مُّسَوَّمَةً عِندَ رَبِّكَ وَمَا هِيَ مِنَ الظَّالِمِينَ بِبَعِيدٍ
Musevvemeten inde rabbike, ve mâ hiye minez zâlimîne bi baîd(baîdin).
musevvemeten | : damgalanmış, işaretlenmiş |
inde | : katında, indinde, yanında |
rabbi-ke | : senin Rabbin |
ve mâ | : ve değildir |
hiye | : o |
min ez zâlimîne | : zalimlerden |
bi baîdin | : uzak |
Diyanet İşleri = (82-83) (Azap) emrimiz gelince oranın altını üstüne getirdik. Üzerine de Rabbinin katında işaretlenmiş pişirilmiş balçıktan taşlar yağdırdık. Bunlar zalimlerden uzak değildir.
Abdulbaki Gölpınarlı = Sanki damgalanmıştı Rabbinin indinde de azâp için hazırlanmıştı o taşlar ve onlar, şimdi de zâlimlerden uzak değil.

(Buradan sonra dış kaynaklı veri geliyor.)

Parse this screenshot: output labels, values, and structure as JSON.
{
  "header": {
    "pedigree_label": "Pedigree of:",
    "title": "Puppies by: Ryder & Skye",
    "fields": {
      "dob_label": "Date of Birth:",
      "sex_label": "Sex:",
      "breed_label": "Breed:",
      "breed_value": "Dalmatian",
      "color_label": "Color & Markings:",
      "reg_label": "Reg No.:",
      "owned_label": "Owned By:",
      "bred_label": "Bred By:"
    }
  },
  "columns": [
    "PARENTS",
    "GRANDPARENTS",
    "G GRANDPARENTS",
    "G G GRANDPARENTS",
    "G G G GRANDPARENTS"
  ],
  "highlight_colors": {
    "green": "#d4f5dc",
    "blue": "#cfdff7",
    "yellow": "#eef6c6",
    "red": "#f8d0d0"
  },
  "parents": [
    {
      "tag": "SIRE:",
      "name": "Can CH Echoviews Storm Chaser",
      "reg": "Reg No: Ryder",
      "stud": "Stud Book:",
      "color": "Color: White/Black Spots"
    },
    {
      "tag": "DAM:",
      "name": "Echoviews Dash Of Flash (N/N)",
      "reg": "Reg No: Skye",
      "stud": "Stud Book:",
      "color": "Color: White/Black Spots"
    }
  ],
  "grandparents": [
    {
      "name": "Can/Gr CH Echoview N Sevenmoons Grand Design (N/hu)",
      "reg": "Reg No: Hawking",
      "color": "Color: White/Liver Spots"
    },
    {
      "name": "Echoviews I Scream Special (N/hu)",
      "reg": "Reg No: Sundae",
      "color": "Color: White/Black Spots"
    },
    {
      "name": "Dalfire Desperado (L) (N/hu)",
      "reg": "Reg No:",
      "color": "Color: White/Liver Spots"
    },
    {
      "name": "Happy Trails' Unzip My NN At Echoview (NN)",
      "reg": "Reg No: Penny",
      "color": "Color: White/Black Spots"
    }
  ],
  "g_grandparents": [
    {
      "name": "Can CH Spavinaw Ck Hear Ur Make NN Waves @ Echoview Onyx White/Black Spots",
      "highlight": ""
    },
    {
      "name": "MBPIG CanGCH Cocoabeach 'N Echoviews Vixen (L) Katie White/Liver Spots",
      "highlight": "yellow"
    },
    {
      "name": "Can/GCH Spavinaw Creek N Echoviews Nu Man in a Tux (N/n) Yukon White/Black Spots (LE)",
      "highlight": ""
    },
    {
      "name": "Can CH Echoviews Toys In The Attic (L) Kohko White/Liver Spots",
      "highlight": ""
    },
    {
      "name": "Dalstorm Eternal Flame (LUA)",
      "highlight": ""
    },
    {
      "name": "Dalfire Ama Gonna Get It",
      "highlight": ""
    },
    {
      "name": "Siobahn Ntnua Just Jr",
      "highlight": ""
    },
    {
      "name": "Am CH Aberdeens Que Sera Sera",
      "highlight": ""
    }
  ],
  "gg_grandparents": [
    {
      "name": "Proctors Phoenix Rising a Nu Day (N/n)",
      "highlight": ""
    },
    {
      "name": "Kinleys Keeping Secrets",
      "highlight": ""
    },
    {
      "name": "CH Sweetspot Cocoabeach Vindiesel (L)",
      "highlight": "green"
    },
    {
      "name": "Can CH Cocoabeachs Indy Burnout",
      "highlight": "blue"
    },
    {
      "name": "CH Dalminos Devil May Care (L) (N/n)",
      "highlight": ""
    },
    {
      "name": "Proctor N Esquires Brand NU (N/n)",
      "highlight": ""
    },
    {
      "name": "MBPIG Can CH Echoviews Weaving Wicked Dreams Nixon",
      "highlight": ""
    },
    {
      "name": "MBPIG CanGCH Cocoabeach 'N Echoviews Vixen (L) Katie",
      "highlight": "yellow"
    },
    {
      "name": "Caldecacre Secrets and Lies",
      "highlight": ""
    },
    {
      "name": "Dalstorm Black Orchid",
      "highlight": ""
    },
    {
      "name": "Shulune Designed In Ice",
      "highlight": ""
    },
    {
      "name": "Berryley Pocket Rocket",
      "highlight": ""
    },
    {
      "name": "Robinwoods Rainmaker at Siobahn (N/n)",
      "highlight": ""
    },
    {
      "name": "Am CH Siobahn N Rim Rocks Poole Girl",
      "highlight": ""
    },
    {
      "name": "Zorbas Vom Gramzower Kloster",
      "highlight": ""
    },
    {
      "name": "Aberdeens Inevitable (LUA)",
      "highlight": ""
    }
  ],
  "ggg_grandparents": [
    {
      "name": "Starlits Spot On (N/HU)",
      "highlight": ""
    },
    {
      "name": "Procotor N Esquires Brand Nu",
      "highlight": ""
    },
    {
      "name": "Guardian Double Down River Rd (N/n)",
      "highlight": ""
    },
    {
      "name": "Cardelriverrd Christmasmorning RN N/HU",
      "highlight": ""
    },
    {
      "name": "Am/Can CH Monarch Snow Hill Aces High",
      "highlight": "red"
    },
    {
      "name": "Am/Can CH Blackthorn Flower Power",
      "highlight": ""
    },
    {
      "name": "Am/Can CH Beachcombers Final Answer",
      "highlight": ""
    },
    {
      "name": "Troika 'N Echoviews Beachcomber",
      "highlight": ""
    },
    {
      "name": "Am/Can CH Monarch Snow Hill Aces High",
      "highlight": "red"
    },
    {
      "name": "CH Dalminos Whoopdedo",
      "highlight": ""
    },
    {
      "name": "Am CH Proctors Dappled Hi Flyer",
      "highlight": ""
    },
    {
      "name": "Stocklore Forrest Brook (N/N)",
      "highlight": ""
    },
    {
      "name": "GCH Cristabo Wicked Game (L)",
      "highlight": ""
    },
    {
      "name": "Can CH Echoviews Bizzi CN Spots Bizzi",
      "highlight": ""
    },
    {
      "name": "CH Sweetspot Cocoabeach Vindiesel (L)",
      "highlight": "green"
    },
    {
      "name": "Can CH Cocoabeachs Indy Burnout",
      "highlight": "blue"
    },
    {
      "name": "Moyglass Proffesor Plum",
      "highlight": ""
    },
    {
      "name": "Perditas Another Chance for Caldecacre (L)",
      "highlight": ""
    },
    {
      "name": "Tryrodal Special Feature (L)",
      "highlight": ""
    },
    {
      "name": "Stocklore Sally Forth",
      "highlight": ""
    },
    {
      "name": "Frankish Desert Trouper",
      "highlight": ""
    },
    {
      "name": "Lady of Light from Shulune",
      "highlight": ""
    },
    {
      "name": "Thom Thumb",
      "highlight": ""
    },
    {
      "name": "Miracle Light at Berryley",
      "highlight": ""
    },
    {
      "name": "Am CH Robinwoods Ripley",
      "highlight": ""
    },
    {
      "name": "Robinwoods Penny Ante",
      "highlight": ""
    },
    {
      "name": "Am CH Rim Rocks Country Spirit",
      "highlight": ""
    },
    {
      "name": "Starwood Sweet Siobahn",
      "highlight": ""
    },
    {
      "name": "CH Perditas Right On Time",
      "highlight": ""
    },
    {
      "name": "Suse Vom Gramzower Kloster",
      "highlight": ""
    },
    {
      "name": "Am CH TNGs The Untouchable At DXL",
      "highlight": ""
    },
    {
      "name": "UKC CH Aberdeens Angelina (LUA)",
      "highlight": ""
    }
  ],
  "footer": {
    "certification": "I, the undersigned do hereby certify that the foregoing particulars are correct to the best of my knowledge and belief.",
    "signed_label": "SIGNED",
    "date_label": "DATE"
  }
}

Abdullah Parlıyan = O taşlar, Rabbin katında işaretlenerek yağdırılmıştır. Yani hangi taş nereye ve kime isabet edecekse, o şekilde proğramlanmıştır. O yok edilen şehirler, senin kavmin olan kureyş kâfirlerinden uzakta da değildir, seyahatleri esnasında o bölgeyi görebilirler veya o taşlar yaratılış gayesi dışına çıkan hiçbir kimseden uzak değildir, bu yaşantıda olanların hepsine gönderilebilir.
Adem Uğur = (O taşlar:) Rabbin katında işaretlenerek (yağdırılmıştır). Onlar zalimlerden uzak değildir.
Ahmed Hulusi = Rabbinin indînde işaretlenmiş (taşlar). . . Bunlar zâlimlerden uzak değildir.
Ahmet Tekin = Bu taşlar Rabbin katında damgalanmıştır. Atılan taşların hiçbiri baskı, zulüm ve işkence yapan, ahlâken çürümüş olan zâlimlerin uzağına düşmemiş, boşa gitmemiştir, tepelerinden de eksik olmayacaktır.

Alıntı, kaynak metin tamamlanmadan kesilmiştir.